Noodles, eh?

A cold rainy night in Edmonton, Canada finds us looking around for something warm. Luckily, a highly recommended noodle shop in an up-and-coming neighborhood is blocks from our AirB&B.


Prairie Noodle is steaming with heavenly sesame smells as we walk through the door. Cutouts of prairie dogs, deer, snakes, and other animals in plywood give glimpses of the noodle bar and tons of craft routes plywood, a fun play on rustic craft modern.

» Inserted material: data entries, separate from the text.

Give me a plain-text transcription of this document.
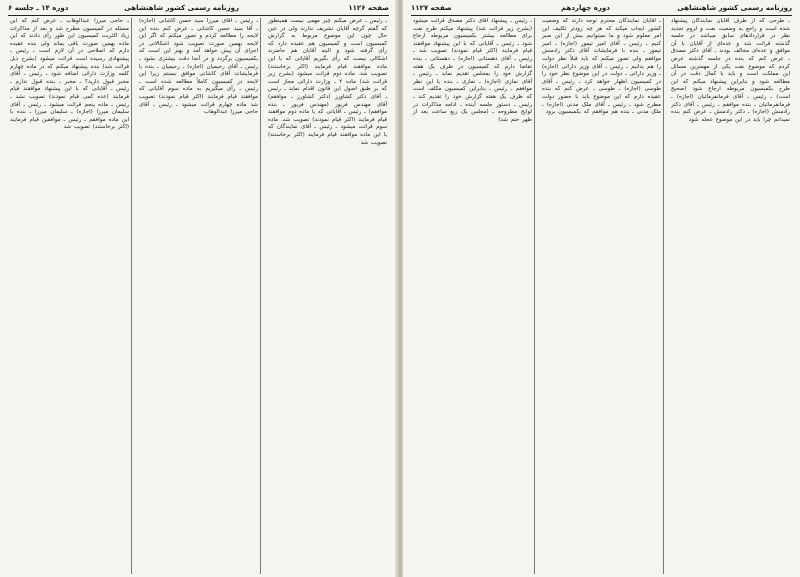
صفحه ۱۱۲۶
روزنامه رسمی کشور شاهنشاهی
دوره ۱۴ ـ جلسه ۶
ـ رئیس ـ عرض میکنم چیز مهمی نیست همینطور که گفتم گرچه آقایان تشریف ندارند ولی در عین حال چون این موضوع مربوط به گزارش کمیسیون است و کمیسیون هم عقیده دارد که رأی گرفته شود و البته آقایان هم حاضرند اشکالی نیست که رأی بگیریم آقایانی که با این ماده موافقند قیام فرمایند (اکثر برخاستند) تصویب شد. ماده دوم قرائت میشود (بشرح زیر قرائت شد) ماده ۲ ـ وزارت دارائی مجاز است که بر طبق اصول این قانون اقدام نماید ـ رئیس ـ آقای دکتر کشاورز (دکتر کشاورز ـ موافقم) آقای مهندس فریور (مهندس فریور ـ بنده موافقم) ـ رئیس ـ آقایانی که با ماده دوم موافقند قیام فرمایند (اکثر قیام نمودند) تصویب شد. ماده سوم قرائت میشود ـ رئیس ـ آقای نمایندگان که با این ماده موافقند قیام فرمایند (اکثر برخاستند) تصویب شد
ـ رئیس ـ آقای میرزا سید حسن کاشانی (اجازه) ـ آقا سید حسن کاشانی ـ عرض کنم بنده این لایحه را مطالعه کردم و تصور میکنم که اگر این لایحه بهمین صورت تصویب شود اشکالاتی در اجرای آن پیش خواهد آمد و بهتر این است که بکمیسیون برگردد و در آنجا دقت بیشتری بشود ـ رئیس ـ آقای رحیمیان (اجازه) ـ رحیمیان ـ بنده با فرمایشات آقای کاشانی موافق نیستم زیرا این لایحه در کمیسیون کاملاً مطالعه شده است ـ رئیس ـ رأی میگیریم به ماده سوم آقایانی که موافقند قیام فرمایند (اکثر قیام نمودند) تصویب شد ماده چهارم قرائت میشود ـ رئیس ـ آقای حاجی میرزا عبدالوهاب
ـ حاجی میرزا عبدالوهاب ـ عرض کنم که این مسئله در کمیسیون مطرح شد و بعد از مذاکرات زیاد اکثریت کمیسیون این طور رأی دادند که این ماده بهمین صورت باقی بماند ولی بنده عقیده دارم که اصلاحی در آن لازم است ـ رئیس ـ پیشنهادی رسیده است قرائت میشود (بشرح ذیل قرائت شد) بنده پیشنهاد میکنم که در ماده چهارم کلمه وزارت دارائی اضافه شود ـ رئیس ـ آقای مخبر قبول دارید؟ ـ مخبر ـ بنده قبول ندارم ـ رئیس ـ آقایانی که با این پیشنهاد موافقند قیام فرمایند (عده کمی قیام نمودند) تصویب نشد ـ رئیس ـ ماده پنجم قرائت میشود ـ رئیس ـ آقای سلیمان میرزا (اجازه) ـ سلیمان میرزا ـ بنده با این ماده موافقم ـ رئیس ـ موافقین قیام فرمایند (اکثر برخاستند) تصویب شد
صفحه ۱۱۲۷	روزنامه رسمی کشور شاهنشاهی
دوره چهاردهم
ـ طرحی که از طرف آقایان نمایندگان پیشنهاد شده است و راجع به وضعیت نفت و لزوم تجدید نظر در قراردادهای سابق میباشد در جلسه گذشته قرائت شد و عده‌ای از آقایان با آن موافق و عده‌ای مخالف بودند ـ آقای دکتر مصدق ـ عرض کنم که بنده در جلسه گذشته عرض کردم که موضوع نفت یکی از مهمترین مسائل این مملکت است و باید با کمال دقت در آن مطالعه شود و بنابراین پیشنهاد میکنم که این طرح بکمیسیون مربوطه ارجاع شود (صحیح است) ـ رئیس ـ آقای فرمانفرمائیان (اجازه) ـ فرمانفرمائیان ـ بنده موافقم ـ رئیس ـ آقای دکتر رادمنش (اجازه) ـ دکتر رادمنش ـ عرض کنم بنده نمیدانم چرا باید در این موضوع عجله شود
ـ آقایان نمایندگان محترم توجه دارند که وضعیت کشور ایجاب میکند که هر چه زودتر تکلیف این امر معلوم شود و ما نمیتوانیم بیش از این صبر کنیم ـ رئیس ـ آقای امیر تیمور (اجازه) ـ امیر تیمور ـ بنده با فرمایشات آقای دکتر رادمنش موافقم ولی تصور میکنم که باید قبلاً نظر دولت را هم بدانیم ـ رئیس ـ آقای وزیر دارائی (اجازه) ـ وزیر دارائی ـ دولت در این موضوع نظر خود را در کمیسیون اظهار خواهد کرد ـ رئیس ـ آقای طوسی (اجازه) ـ طوسی ـ عرض کنم که بنده عقیده دارم که این موضوع باید با حضور دولت مطرح شود ـ رئیس ـ آقای ملک مدنی (اجازه) ـ ملک مدنی ـ بنده هم موافقم که بکمیسیون برود
ـ رئیس ـ پیشنهاد آقای دکتر مصدق قرائت میشود (بشرح زیر قرائت شد) پیشنهاد میکنم طرح نفت برای مطالعه بیشتر بکمیسیون مربوطه ارجاع شود ـ رئیس ـ آقایانی که با این پیشنهاد موافقند قیام فرمایند (اکثر قیام نمودند) تصویب شد ـ رئیس ـ آقای دهستانی (اجازه) ـ دهستانی ـ بنده تقاضا دارم که کمیسیون در ظرف یک هفته گزارش خود را بمجلس تقدیم نماید ـ رئیس ـ آقای نمازی (اجازه) ـ نمازی ـ بنده با این نظر موافقم ـ رئیس ـ بنابراین کمیسیون مکلف است که ظرف یک هفته گزارش خود را تقدیم کند ـ رئیس ـ دستور جلسه آینده ـ ادامه مذاکرات در لوایح مطروحه ـ (مجلس یک ربع ساعت بعد از ظهر ختم شد)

Then menu is focused on ramen, but using locally sourced ingredients. There’s bao made with local wild proteins – rabbit, venison, whatever the hunter found. The hunter came back empty handed tonight so we started with edamame – smoked and steamed, then dressed with salt and Izumi bringing a nice freshness.

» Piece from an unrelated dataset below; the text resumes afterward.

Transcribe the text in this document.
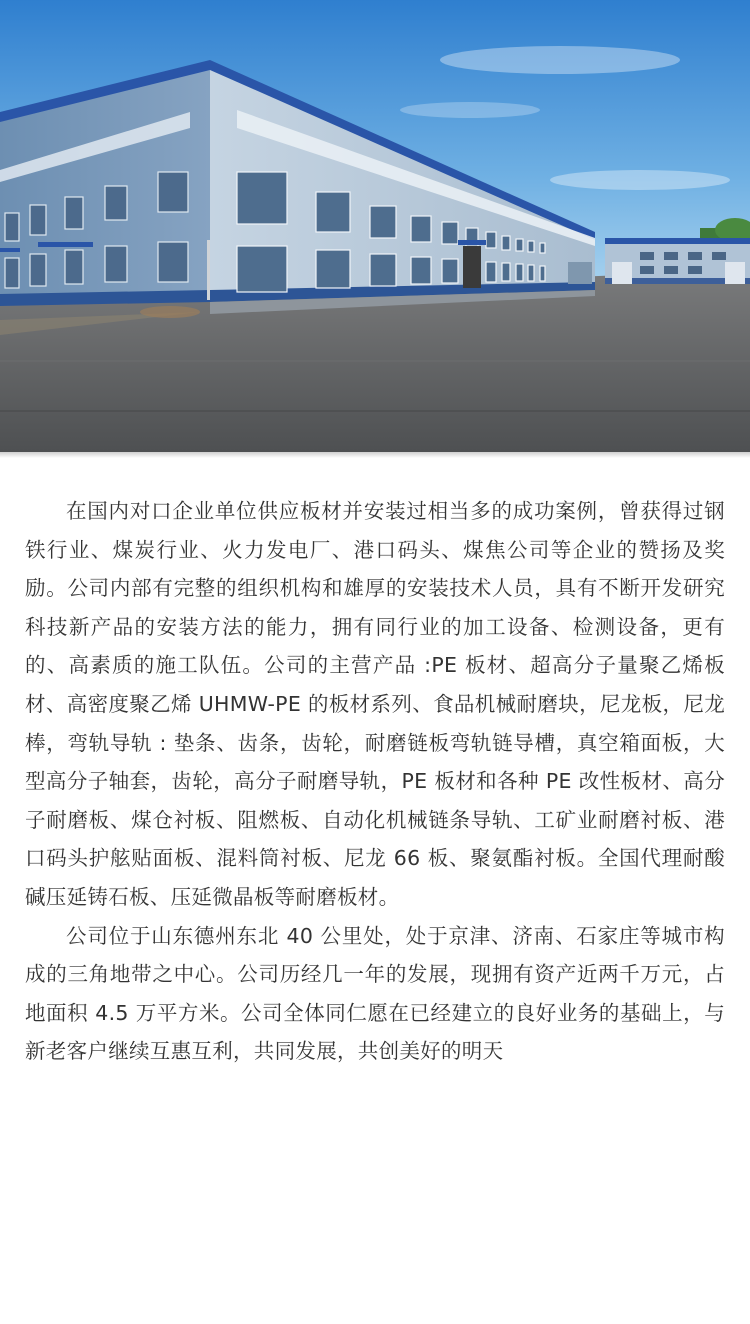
在国内对口企业单位供应板材并安装过相当多的成功案例，曾获得过钢铁行业、煤炭行业、火力发电厂、港口码头、煤焦公司等企业的赞扬及奖励。公司内部有完整的组织机构和雄厚的安装技术人员，具有不断开发研究科技新产品的安装方法的能力，拥有同行业的加工设备、检测设备，更有的、高素质的施工队伍。公司的主营产品 :PE 板材、超高分子量聚乙烯板材、高密度聚乙烯 UHMW-PE 的板材系列、食品机械耐磨块，尼龙板，尼龙棒，弯轨导轨 : 垫条、齿条，齿轮，耐磨链板弯轨链导槽，真空箱面板，大型高分子轴套，齿轮，高分子耐磨导轨，PE 板材和各种 PE 改性板材、高分子耐磨板、煤仓衬板、阻燃板、自动化机械链条导轨、工矿业耐磨衬板、港口码头护舷贴面板、混料筒衬板、尼龙 66 板、聚氨酯衬板。全国代理耐酸碱压延铸石板、压延微晶板等耐磨板材。

公司位于山东德州东北 40 公里处，处于京津、济南、石家庄等城市构成的三角地带之中心。公司历经几一年的发展，现拥有资产近两千万元，占地面积 4.5 万平方米。公司全体同仁愿在已经建立的良好业务的基础上，与新老客户继续互惠互利，共同发展，共创美好的明天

They have multiple ramens: a smoked pork miso broth, a chicken broth, a veggie broth with smoked Gouda, and a spicy garlic version of the smoked pork. Naturally I went straight for smokey, porky, garlicky goodness.


The smell is overwhelmingly rich and smokey. There’s a deep smoked rasher of bacon (pork belly to these Canucks) and pulled smoked pork over thin ramen noodles. A generous amount of scallions, local corn, bean sprouts and a pickled tea egg top the spicy fatty broth. Mix in the smear of miso from the side of the bowl, and this is an intense richness of umami. The salty spicey broth, with the smokey pork, pungent scallions and garlic, and the sweetness from the sweet corn makes a killer combination in the mouth.


The chicken broth is rich and creamy, and comes topped with not just chicken, but a poached egg – a nice twist on the usual tea egg.

Now the twist, desert. For only $5 CAD you get a bit of chocolate cake a la mode. The ice creams are exotic house-made flavors like rose petal, or booze options like whiskey!


The raspberry sorbet is a bit icey (pieces flying off the plate) but the flavor is intense with fresh ripe berries, and a sweetness that seems more boysenberry than raspberry. But the whiskey…. that steals the show. Not too much, so it’s not icey or overwhelming, but a hint of smokey peaty buttery flavor adds a nice almost savory richness to compliment the dryish cake. Apparently they pour in their good stuff: Suntory Harmony.

This place knows their noodles and could easily hold their own in a competitive ramen market like LA.